Benjamin Chang ’23-’24, the team’s executive director, said his experience working at Y2Y — a student-run shelter for unhoused young adults in Harvard Square — motivated him to develop the app.

“There are a lot of resources out there for the homeless community in Boston and Cambridge, and the shelters have a lot of information about it,” Chang said. “But something that I noticed was that a lot of the homeless guests that we had did not actually have access to the information, even though it was online.”


Chang said an app is an efficient way to reach the unhoused population and provide them with personalized information, citing his own observation that many Y2Y guests own a cellphone.

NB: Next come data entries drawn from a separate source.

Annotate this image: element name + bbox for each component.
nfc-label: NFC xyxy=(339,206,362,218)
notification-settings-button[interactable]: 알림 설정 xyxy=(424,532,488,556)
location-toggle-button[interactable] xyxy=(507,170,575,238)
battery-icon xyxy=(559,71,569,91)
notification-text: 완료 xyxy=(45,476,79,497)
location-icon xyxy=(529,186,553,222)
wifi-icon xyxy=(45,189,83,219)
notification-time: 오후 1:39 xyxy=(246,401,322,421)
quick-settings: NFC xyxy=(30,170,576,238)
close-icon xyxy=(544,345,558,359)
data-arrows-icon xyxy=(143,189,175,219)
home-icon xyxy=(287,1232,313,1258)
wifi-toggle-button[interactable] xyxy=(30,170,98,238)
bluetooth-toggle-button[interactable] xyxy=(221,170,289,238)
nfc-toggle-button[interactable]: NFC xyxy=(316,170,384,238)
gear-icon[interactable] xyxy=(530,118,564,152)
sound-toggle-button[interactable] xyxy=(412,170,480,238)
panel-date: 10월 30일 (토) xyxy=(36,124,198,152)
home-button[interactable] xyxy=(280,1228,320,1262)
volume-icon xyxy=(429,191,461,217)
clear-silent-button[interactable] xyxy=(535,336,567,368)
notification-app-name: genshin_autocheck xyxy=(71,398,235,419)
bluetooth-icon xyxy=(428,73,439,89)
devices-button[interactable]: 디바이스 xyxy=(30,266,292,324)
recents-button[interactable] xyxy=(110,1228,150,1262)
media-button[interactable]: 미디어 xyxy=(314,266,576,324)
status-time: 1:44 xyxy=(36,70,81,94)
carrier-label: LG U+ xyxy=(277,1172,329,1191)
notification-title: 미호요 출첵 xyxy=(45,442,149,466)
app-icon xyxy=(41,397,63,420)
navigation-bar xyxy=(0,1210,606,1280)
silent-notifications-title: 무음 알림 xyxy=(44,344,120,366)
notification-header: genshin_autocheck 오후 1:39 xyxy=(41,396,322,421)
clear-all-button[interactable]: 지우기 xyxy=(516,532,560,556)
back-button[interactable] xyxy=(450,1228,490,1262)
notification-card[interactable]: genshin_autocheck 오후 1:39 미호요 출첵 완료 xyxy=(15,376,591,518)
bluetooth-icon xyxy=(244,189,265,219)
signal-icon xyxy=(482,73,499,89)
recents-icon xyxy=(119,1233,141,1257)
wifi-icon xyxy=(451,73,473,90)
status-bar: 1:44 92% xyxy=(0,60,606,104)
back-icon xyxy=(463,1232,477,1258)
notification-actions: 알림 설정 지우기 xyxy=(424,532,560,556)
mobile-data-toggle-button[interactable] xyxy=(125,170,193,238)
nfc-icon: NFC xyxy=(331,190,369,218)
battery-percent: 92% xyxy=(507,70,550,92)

“We have a bunch of data from the Y2Y as well as different homeless shelters in the area, so we’re just compiling that data and putting it onto a map to make it more accessible to the homeless community here in Boston,” Allforth Director of Resources Harold Peón Castro ’25 said.

In his research for Allforth, Peón Castro — a director at HSHS, another student-run unhoused shelter in Harvard Square — said he discovered that an app with a centralized set of resources for unhoused people does not exist in Boston.

“I was surprised to research and find that there doesn’t really exist an app that’s done this before — a centralized directory for the resources here in Boston, or really a model that’s scalable to other cities, which I think is something that Ben has thought about doing further down the line,” Peón Castro said, referring to Chang.

Chang offered community fridges as an example of a resource that Allforth plans to include in its app.

“Harold’s found over 20 community fridges just in the Boston, Cambridge area,” Chang said, referring to Peón Castro. “What is the point of an amazing resource like that if it’s not being utilized by the people who need it the most?”


Chang said the response to his initial email recruiting interested students for app development was “inspiring,” adding he received “double digit sign-ups within an hour.” Allforth’s team comprises both students from a variety of concentrations at Harvard and from other local universities such as Tufts and Boston University, according to Chang.

“I think it’s great that we’re able to actually connect the people who want to help also with the people who need this help,” he added.

As for the team environment, Director of Engineering Kushal Chattopadhyay ’25 described the technical side as “collaborative,” with tasks being delegated to individuals “from different angles, but all of it coming together at the very end.”

Chang said once the app is released, it would be relatively easy to expand the app’s reach to include unhoused populations in other regions worldwide.

“We are potentially thinking about scaling this up to other high-need areas around the country or around the world,” Chang said.

“Once you have the platform, you can just add more data, and you can connect people with resources wherever there is location data for it,” Chang added.